Jorge Montejo
15 de agosto de 2026
Mixquiahuala, Hgo.— José Antonio Rojo García de Alba sostuvo esta semana una nueva ronda de encuentros ciudadanos en distintos puntos de Hidalgo, en los que el agua, el precio de los productos del campo, la seguridad, la salud y el ordenamiento del crecimiento conurbado ocuparon el centro de la conversación. El político hidalguense mantiene el método que se ha convertido en su sello: recorrer el territorio, sentarse a escuchar y hacerlo sin preguntar filiación partidista.
El encuentro de Mixquiahuala se realizó en un espacio de trabajo del propio municipio, con productores, vecinos y liderazgos locales sentados en una misma mesa. En su mensaje público sobre la reunión, Rojo la describió como un diálogo sobre la problemática y las posibles soluciones de una región productiva, y agradeció a los organizadores y a la familia Escamilla por recibirlo. Los temas que enumeró —el uso y cuidado del agua, el campo y el precio de sus productos, la seguridad, la salud y la planeación del desarrollo regional para ordenar el fenómeno de la conurbación— coinciden con la agenda estructural de una zona donde el riego, la producción agrícola y el crecimiento urbano acelerado conviven sin un esquema de planeación intermunicipal consolidado.
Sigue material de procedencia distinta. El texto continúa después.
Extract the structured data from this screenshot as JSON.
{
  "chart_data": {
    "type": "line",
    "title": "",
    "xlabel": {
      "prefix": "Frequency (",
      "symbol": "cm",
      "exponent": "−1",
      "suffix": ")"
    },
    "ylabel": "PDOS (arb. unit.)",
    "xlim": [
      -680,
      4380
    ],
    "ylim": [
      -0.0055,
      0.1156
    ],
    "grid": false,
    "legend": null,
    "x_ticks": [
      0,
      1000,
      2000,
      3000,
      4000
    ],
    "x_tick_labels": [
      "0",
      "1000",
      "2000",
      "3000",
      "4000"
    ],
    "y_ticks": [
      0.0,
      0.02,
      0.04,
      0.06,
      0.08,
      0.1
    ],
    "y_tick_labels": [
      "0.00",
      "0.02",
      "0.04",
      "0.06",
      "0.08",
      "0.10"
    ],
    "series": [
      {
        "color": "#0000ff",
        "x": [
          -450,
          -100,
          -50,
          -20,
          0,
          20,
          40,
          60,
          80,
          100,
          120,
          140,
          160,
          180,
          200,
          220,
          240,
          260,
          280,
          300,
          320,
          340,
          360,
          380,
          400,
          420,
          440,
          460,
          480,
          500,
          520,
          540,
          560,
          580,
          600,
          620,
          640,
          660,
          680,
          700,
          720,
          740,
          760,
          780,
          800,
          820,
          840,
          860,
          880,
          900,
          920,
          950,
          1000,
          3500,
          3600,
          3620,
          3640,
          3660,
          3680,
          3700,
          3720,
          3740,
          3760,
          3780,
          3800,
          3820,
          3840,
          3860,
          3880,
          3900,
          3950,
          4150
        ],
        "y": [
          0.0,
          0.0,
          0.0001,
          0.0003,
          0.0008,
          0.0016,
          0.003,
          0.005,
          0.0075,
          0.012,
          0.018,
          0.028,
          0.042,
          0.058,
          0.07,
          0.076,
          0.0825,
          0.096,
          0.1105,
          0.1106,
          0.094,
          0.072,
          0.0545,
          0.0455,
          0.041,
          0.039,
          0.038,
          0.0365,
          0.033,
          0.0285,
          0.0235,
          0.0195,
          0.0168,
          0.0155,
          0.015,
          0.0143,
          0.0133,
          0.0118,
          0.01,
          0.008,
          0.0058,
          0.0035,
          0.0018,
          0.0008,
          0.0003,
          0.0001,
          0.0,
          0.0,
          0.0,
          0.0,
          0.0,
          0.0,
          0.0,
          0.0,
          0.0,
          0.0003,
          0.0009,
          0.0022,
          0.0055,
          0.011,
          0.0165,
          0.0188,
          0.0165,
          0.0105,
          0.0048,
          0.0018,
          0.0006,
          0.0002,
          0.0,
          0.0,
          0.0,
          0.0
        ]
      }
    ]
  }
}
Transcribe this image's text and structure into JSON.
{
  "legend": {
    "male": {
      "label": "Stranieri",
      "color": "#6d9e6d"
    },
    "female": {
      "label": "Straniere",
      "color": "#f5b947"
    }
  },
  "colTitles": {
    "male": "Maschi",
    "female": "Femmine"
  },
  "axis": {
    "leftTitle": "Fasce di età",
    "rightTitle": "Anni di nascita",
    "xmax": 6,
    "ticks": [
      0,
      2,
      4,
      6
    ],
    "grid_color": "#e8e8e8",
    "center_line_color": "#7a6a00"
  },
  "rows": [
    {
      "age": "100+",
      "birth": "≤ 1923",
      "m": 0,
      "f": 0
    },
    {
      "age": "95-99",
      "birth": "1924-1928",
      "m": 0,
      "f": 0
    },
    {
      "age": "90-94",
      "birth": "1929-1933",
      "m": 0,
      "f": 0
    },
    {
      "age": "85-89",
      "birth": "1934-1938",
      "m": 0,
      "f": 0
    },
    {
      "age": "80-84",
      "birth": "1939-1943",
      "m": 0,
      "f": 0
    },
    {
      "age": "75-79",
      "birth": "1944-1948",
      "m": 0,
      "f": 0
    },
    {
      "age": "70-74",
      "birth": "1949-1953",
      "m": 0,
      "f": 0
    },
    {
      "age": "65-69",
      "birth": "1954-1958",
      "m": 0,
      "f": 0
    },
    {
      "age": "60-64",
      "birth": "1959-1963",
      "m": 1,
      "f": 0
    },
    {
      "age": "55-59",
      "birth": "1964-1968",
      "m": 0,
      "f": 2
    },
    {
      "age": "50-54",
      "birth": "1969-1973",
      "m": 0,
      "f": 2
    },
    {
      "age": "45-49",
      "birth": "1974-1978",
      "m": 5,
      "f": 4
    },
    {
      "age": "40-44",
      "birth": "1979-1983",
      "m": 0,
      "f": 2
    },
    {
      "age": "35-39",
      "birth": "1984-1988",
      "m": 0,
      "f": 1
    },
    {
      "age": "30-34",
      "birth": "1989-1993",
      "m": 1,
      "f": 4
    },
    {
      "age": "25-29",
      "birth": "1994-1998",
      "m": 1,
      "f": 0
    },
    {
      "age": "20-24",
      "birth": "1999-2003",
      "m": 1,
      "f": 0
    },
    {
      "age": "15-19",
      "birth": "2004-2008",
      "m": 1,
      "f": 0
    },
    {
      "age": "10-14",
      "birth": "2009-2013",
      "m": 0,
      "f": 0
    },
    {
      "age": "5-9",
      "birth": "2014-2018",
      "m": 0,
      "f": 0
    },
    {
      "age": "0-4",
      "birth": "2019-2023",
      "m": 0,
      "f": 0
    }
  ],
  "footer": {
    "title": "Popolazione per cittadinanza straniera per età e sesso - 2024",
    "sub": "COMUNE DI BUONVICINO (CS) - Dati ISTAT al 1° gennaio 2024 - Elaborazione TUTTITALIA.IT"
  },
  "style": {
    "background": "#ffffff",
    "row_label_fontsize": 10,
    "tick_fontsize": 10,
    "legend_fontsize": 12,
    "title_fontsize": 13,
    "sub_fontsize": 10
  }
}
Ese mismo día la agenda continuó en Cañada Chica, Ixmiquilpan, en un ámbito distinto: la celebración del cumpleaños de Juan Ortiz Simón, a quien Rojo identificó como amigo y compañero de la 59 Legislatura del estado de Hidalgo. En ese encuentro saludó también a Laura Sánchez Young, a quien refirió igualmente como compañera, además de a familiares y amigos del festejado.
La semana cerró con su participación en una plática sobre políticas públicas, la participación de las mujeres en la vida política y el desarrollo de Hidalgo, un espacio en el que agradeció públicamente la invitación. Se trata de una misma lógica: espacios pequeños, agenda temática, interlocutores de origen político diverso.

El hilo que une todos los encuentros es el planteamiento que Rojo ha sostenido desde hace meses y que ha reiterado en distintos municipios: la construcción de un frente amplio, de vocación progresista, en el que quepan todos los colores y cuyo único eje común sea el progreso de Hidalgo. La fórmula supone que las coincidencias en agua, campo, seguridad, salud y ordenamiento territorial pesen más que las diferencias ideológicas de quienes se sientan a la mesa. Es, en los hechos, una apuesta por el diálogo como método antes que por la estructura partidista como plataforma.
Rojo opera hoy fuera de cualquier estructura de partido. En entrevista ente este medio de comunicación, anunció que ponía una pausa a su militancia en el Partido Revolucionario Institucional, y desde entonces se ha movido por la vía ciudadana, en encuentros convocados por vecinos, productores y liderazgos locales, sin templete ni logotipo. Esa condición explica el formato de sus recorridos tanto como su alcance: sin aparato, la única forma de sumar es tocando puertas.
Lo que sigue es una prueba de aritmética política. Las conversaciones de sala y las mesas de trabajo en municipios como Mixquiahuala o Ixmiquilpan pueden convertirse en una estructura que privilegia los problemas antes que las siglas.